Wen Kexing leva calmement la main, retroussant légèrement ses manches, et regarda de haut ce groupe d’hommes. «Oh, voyez-vous, cela fait si longtemps que nous n’avons pas eu de visiteurs dans la vallée, que je me suis laissé emporter. Héros Zhao, toi qui ne respectes les règles nulle part, tu n’as certainement pas besoin que je te rappelle comment te comporter, n’est-ce pas?»
Mo Huaiyang s’avança alors, le visage sombre, et se plaça aux côtés de Zhao Jing. Il lui murmura à l’oreille: «Nous ne pouvons pas le vaincre seul. Attaquons ensemble.»
Zhao Jing, coincé dans une situation sans issue, regarda au-delà de Wen Kexing et aperçut vieux Meng, caché juste derrière la porte du Palais de Yama. Le regard trouble de vieux Meng lui révéla enfin ses intentions: tout cela était un coup double. Mais à cet instant, Zhao Jing n’avait plus d’autre choix que de serrer les dents et de crier de rage avant de foncer.
Ce fut comme un signal. Les deux camps, qui se faisaient face, se lancèrent alors dans une bataille féroce.
*
Pendant ce temps, le Scorpion s’était déjà faufilé de l’autre côté de la montagne Fengya . Il leva les yeux vers les montagnes verdoyantes et s’exclama à voix basse: «Magnifique, vraiment magnifique. La montagne Fengya est l’un des plus beaux endroits de ce monde. Malheureusement… c’est une belle femme épineuse, qu’on ne peut que contempler de loin sans oser la toucher — tu ne trouves pas que c’est beau?»
Il s’adressait à un Scorpion masqué à ses côtés. Le Scorpion, impassible, suivit son regard et répondit simplement, comme s’il venait de recevoir un ordre: «Oui.»
Le sourire de Scorpion s’effaça alors à moitié, et il dit avec déception: «Tu n’es vraiment pas amusant.»
Le Scorpion masqué de noir répondit à nouveau: «Oui.»
Comme s’il ne connaissait que ce mot. Le Scorpion perdit tout intérêt pour la vue, son visage devenant froid. Il ordonna: «Ils devraient déjà avoir commencé à se battre. Si nous y allons maintenant, ce sera le moment idéal pour récolter les fruits. Mon cher vieux Meng, pour qui j’ai dépensé une fortune, attend toujours que nous nous coordonnions.»

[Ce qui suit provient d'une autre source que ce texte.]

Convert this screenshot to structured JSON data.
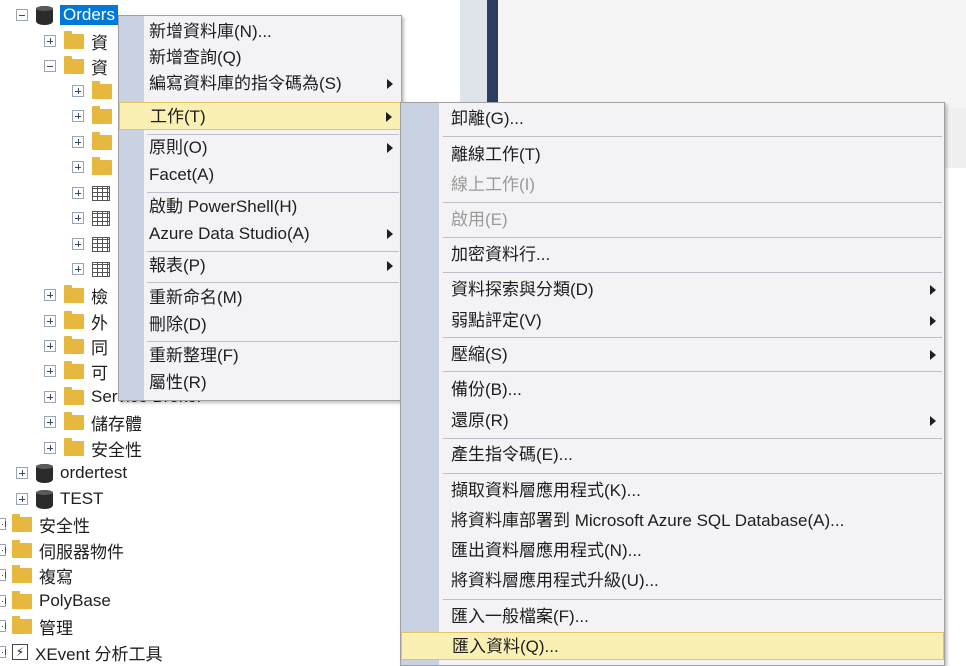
{
  "tree": {
    "orders": "Orders",
    "child_stubs": [
      "資",
      "資"
    ],
    "sub_stubs": [
      "檢",
      "外",
      "同",
      "可"
    ],
    "service_broker": "Service Broker",
    "storage": "儲存體",
    "security_db": "安全性",
    "ordertest": "ordertest",
    "test": "TEST",
    "security": "安全性",
    "server_objects": "伺服器物件",
    "replication": "複寫",
    "polybase": "PolyBase",
    "management": "管理",
    "xevent": "XEvent 分析工具"
  },
  "context_menu": {
    "items": [
      {
        "label": "新增資料庫(N)..."
      },
      {
        "label": "新增查詢(Q)"
      },
      {
        "label": "編寫資料庫的指令碼為(S)"
      },
      {
        "label": "工作(T)"
      },
      {
        "label": "原則(O)"
      },
      {
        "label": "Facet(A)"
      },
      {
        "label": "啟動 PowerShell(H)"
      },
      {
        "label": "Azure Data Studio(A)"
      },
      {
        "label": "報表(P)"
      },
      {
        "label": "重新命名(M)"
      },
      {
        "label": "刪除(D)"
      },
      {
        "label": "重新整理(F)"
      },
      {
        "label": "屬性(R)"
      }
    ]
  },
  "tasks_menu": {
    "items": [
      {
        "label": "卸離(G)..."
      },
      {
        "label": "離線工作(T)"
      },
      {
        "label": "線上工作(I)"
      },
      {
        "label": "啟用(E)"
      },
      {
        "label": "加密資料行..."
      },
      {
        "label": "資料探索與分類(D)"
      },
      {
        "label": "弱點評定(V)"
      },
      {
        "label": "壓縮(S)"
      },
      {
        "label": "備份(B)..."
      },
      {
        "label": "還原(R)"
      },
      {
        "label": "產生指令碼(E)..."
      },
      {
        "label": "擷取資料層應用程式(K)..."
      },
      {
        "label": "將資料庫部署到 Microsoft Azure SQL Database(A)..."
      },
      {
        "label": "匯出資料層應用程式(N)..."
      },
      {
        "label": "將資料層應用程式升級(U)..."
      },
      {
        "label": "匯入一般檔案(F)..."
      },
      {
        "label": "匯入資料(Q)..."
      }
    ]
  },
  "colors": {
    "selection": "#0078d7",
    "menu_highlight": "#fbf0b4",
    "gutter": "#c8d2e3"
  }
}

Le Scorpion masqué, imperturbable, répondit encore: «Oui.»
Scorpion l’ignora et s’avança. Ses Scorpions, bien entraînés, le suivirent immédiatement, comme une troupe de marionnettes plutôt que des hommes vivants.
Après avoir marché un moment, une ombre grise passa devant eux. Un Scorpion en noir dégaina son crochet, mais Scorpion l’arrêta. Un petit démon au regard rusé balaya le groupe du regard, sans parvenir à en tirer de conclusion. Finalement, il se tourna vers Scorpion et dit: «Le Seigneur m’a envoyé pour accueillir le maître Scorpion. Par ici, s’il vous plaît.»

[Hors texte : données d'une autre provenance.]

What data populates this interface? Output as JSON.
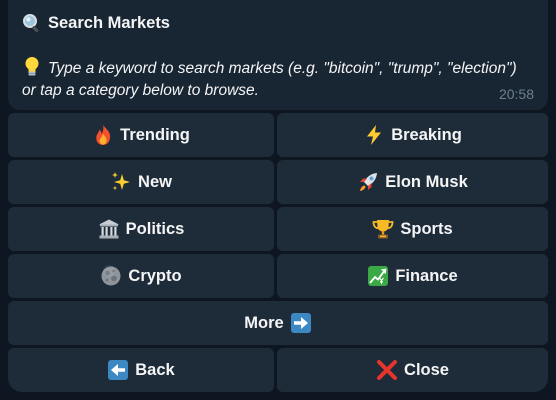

Scorpion sourit et s’inclina légèrement: «Merci beaucoup.»
— Et voilà comment on invitait le loup dans la bergerie.
La nuit tombait lentement, et devant le Palais de Yama, c’était comme si dix mille âmes tourmentées s’étaient rassemblées. Les cadavres s’empilaient, les cris et hurlements résonnaient sans fin. Peu importait que l’on soit humain ou démon, personne ne pouvait rester à l’abri. Dès le début de la mêlée, tout le monde perdit le contrôle de la situation, y compris le vieux Meng, qui s’était caché derrière le Palais de Yama, mais qui fut rapidement pris dans la bataille.

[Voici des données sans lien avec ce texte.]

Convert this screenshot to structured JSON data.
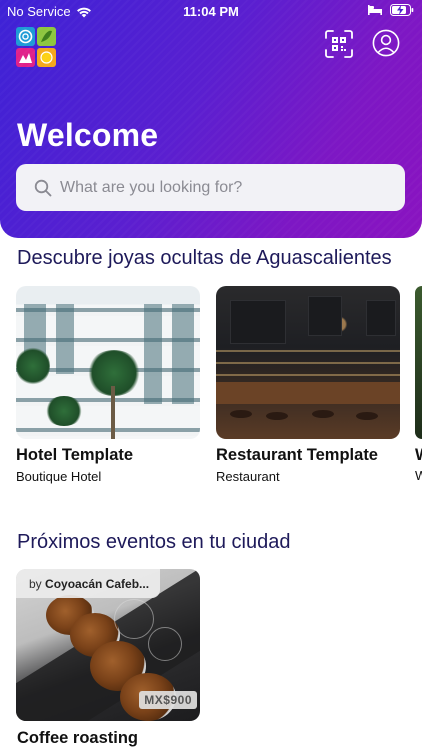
{
  "status_bar": {
    "carrier": "No Service",
    "time": "11:04 PM"
  },
  "header": {
    "logo_icon": "city-guide-logo",
    "qr_icon": "qr-scan-icon",
    "profile_icon": "user-profile-icon",
    "title": "Welcome"
  },
  "search": {
    "placeholder": "What are you looking for?"
  },
  "sections": {
    "places_title": "Descubre joyas ocultas de Aguascalientes",
    "events_title": "Próximos eventos en tu ciudad"
  },
  "places": [
    {
      "name": "Hotel Template",
      "category": "Boutique Hotel"
    },
    {
      "name": "Restaurant Template",
      "category": "Restaurant"
    },
    {
      "name": "W",
      "category": "W"
    }
  ],
  "events": [
    {
      "organizer_prefix": "by",
      "organizer": "Coyoacán Cafeb...",
      "price": "MX$900",
      "name": "Coffee roasting"
    }
  ],
  "colors": {
    "gradient_start": "#3d22d6",
    "gradient_end": "#8a13c0",
    "section_title": "#1e1a5a"
  }
}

Le vêtement pourpre foncé de Wen Kexing devint d’un rouge vif. Son visage, d’une beauté saisissante, était couvert de sang, sans qu’il soit possible de dire s’il s’agissait du sien ou de celui des autres. Il semblait infatigable, insensible à la douleur, et affichait un calme surprenant. Il essuya doucement le sang sur son arcade sourcilière, révélant des yeux d’une netteté glaciale, tout en souriant comme s’il participait à une grande célébration, un sourire qui mêlait folie et libération.